Para musisi senior itu bersama 12 musisi lainnya yang tergabung dalam “Sound of Borobudur” akan menampilkan komposisi musik dari alat musik masa lalu. Mereka tampil dalam acara puncak Festival Pamalayu yang telah digelar Pemkab Dharmasraya bersama Langgam Production sejak Agustus 2019.
Saat menggelar jumpa pers di Dharmasraya, pada Sabtu 4 Januari 2020, Trie Utami mengatakan, “Sound of Borobudur” mencoba menghidupkan kembali artefak dan alat alat musik yang terpahat di relief panel Candi Borobudur.
Sebagaimana Ekspedisi Pamalayu yang merupakan ekspedisi persahabatan, menurutnya, “Sound of Borobudur” datang ke Dharmasraya, untuk melakukan ikatan-ikatan kebudayaan. “Kita beririsan secara peradaban. Karena memang kita bersaudara. Kita merupakan suatu tatanan besar.” Katanya.
Apa yang ingin ditampilkan, menurutnya, adalah adalah bunyian peradaban. Alat musik masa lalu banyak sekali terpahat di relief Candi Borobudur. Alat musik dengan dawai mendominiasi. “Saya dibantu sepenuhnya dari awal sejak tahun 2016 oleh sahabat saya Dewa Budjana. Karena saya bukan pemain gitar, saya bukan pemain dawai.”
Trie Utami menilai, satu-satunya orang yang dianggapnya pantas untuk membawa dawai itu “ke depan” adalah Dewa Budjana. “Karena beliau gitaris yang bekerja sama dengan banyak sekali musisi kelas dunia, gitaris-gitaris kelas dunia. Tapi, beliau tidak pernah lupa untuk melakukan perilaku budayanya sebagai orang Bali, orang Nusantara,” ujarnya.
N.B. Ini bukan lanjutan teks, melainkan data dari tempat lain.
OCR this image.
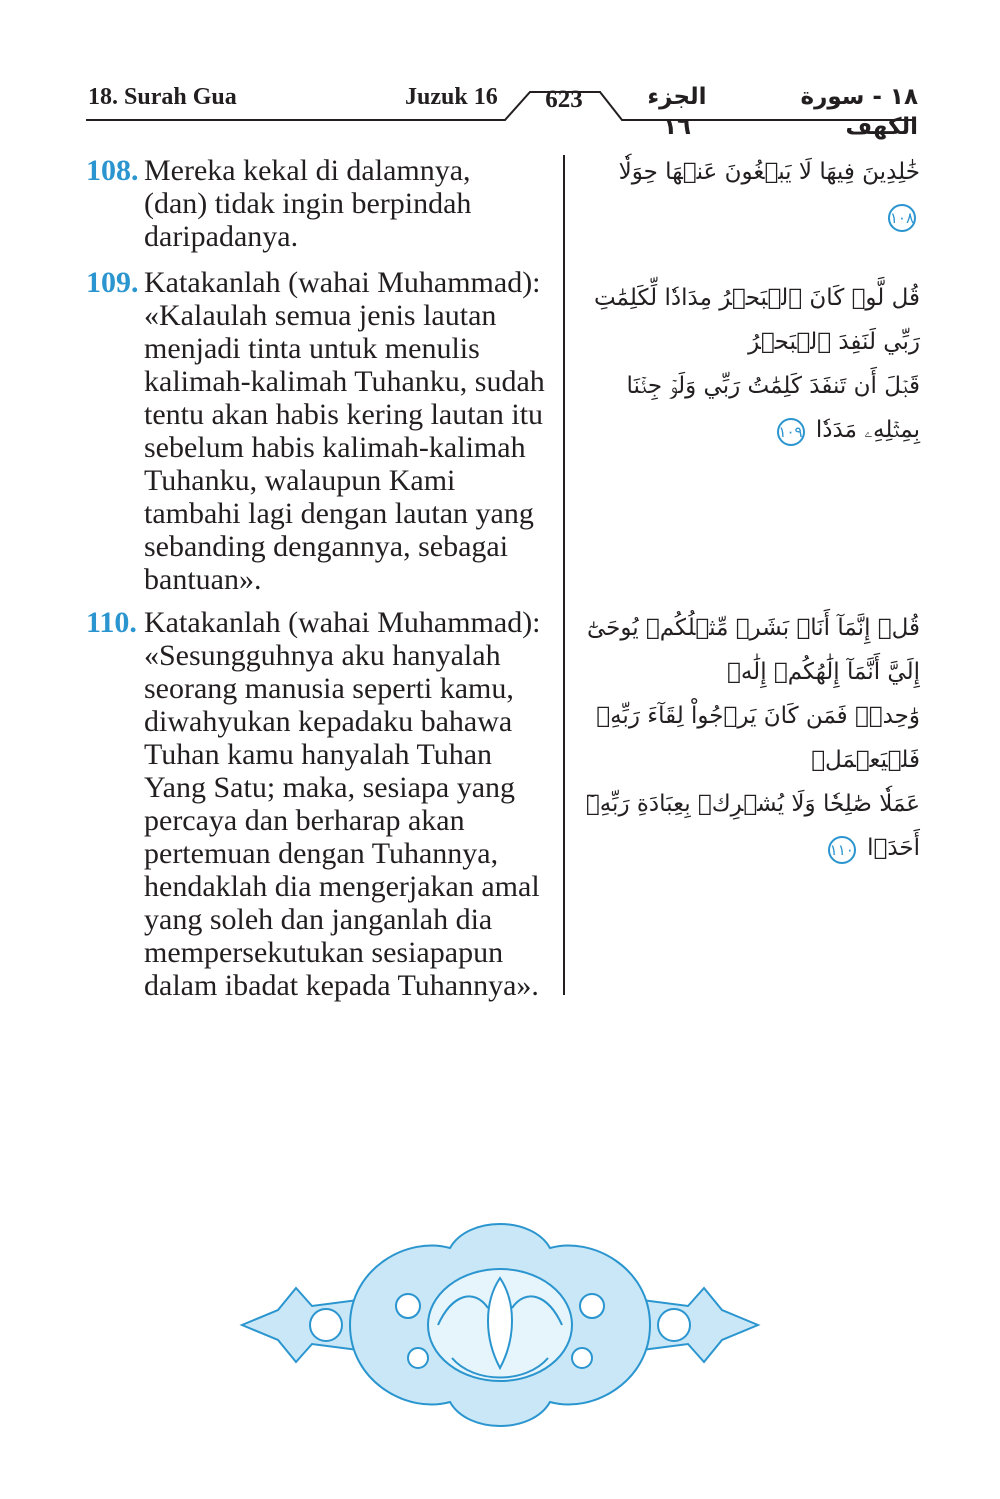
18. Surah Gua	Juzuk 16	623	الجزء ١٦
١٨ - سورة الكهف
108. Mereka kekal di dalamnya,
(dan) tidak ingin berpindah
daripadanya.
109. Katakanlah (wahai Muhammad):
«Kalaulah semua jenis lautan
menjadi tinta untuk menulis
kalimah-kalimah Tuhanku, sudah
tentu akan habis kering lautan itu
sebelum habis kalimah-kalimah
Tuhanku, walaupun Kami
tambahi lagi dengan lautan yang
sebanding dengannya, sebagai
bantuan».
110. Katakanlah (wahai Muhammad):
«Sesungguhnya aku hanyalah
seorang manusia seperti kamu,
diwahyukan kepadaku bahawa
Tuhan kamu hanyalah Tuhan
Yang Satu; maka, sesiapa yang
percaya dan berharap akan
pertemuan dengan Tuhannya,
hendaklah dia mengerjakan amal
yang soleh dan janganlah dia
mempersekutukan sesiapapun
dalam ibadat kepada Tuhannya».
خَٰلِدِينَ فِيهَا لَا يَبۡغُونَ عَنۡهَا حِوَلٗا ١٠٨
قُل لَّوۡ كَانَ ٱلۡبَحۡرُ مِدَادٗا لِّكَلِمَٰتِ رَبِّي لَنَفِدَ ٱلۡبَحۡرُ
قَبۡلَ أَن تَنفَدَ كَلِمَٰتُ رَبِّي وَلَوۡ جِئۡنَا بِمِثۡلِهِۦ مَدَدٗا ١٠٩
قُلۡ إِنَّمَآ أَنَا۠ بَشَرٞ مِّثۡلُكُمۡ يُوحَىٰٓ إِلَيَّ أَنَّمَآ إِلَٰهُكُمۡ إِلَٰهٞ
وَٰحِدٞۖ فَمَن كَانَ يَرۡجُواْ لِقَآءَ رَبِّهِۦ فَلۡيَعۡمَلۡ
عَمَلٗا صَٰلِحٗا وَلَا يُشۡرِكۡ بِعِبَادَةِ رَبِّهِۦٓ أَحَدَۢا ١١٠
Dewa Budjana mengatakan, ia hanya melanjutkan apa yang sudah dirintis Trie Utami. “Saya hanya melanjutkan. Tapi memang saya punya kesenangan dengan sejarah, jadi melanjutkan sendiri-sendiri. Akhitnya kita ketemu lagi.”
Menurutnya, gambar alat musik yang ada di relief candi coba diinterpretasikan. “Karena memang tidak pernah tahu. Ada juga yang tidak kelihatan senarnya, misalnya. Tapi kami coba. Ada yang kelihatan tiga dawainya. Atau mungkin kita coba-coba sendiri. Ada yang ukurannya besar kami anggap bass. Ada yang lebih kecil,” kata gitaris grup band Gigi itu.
Menurutnya, alat musik yang ada di relief Candi Borobudur sudah tersebar hampir di seluruh dunia. “Jadi memang semuanya tersimpan di sana. Alat musik itu, cerita alat musik masa lampau yang akhirnya berkembang sampai seperti sekarang. Seperti alat musik sape di Kalimantan, bentuknya sama persis dengan yang ada di Borobudur.”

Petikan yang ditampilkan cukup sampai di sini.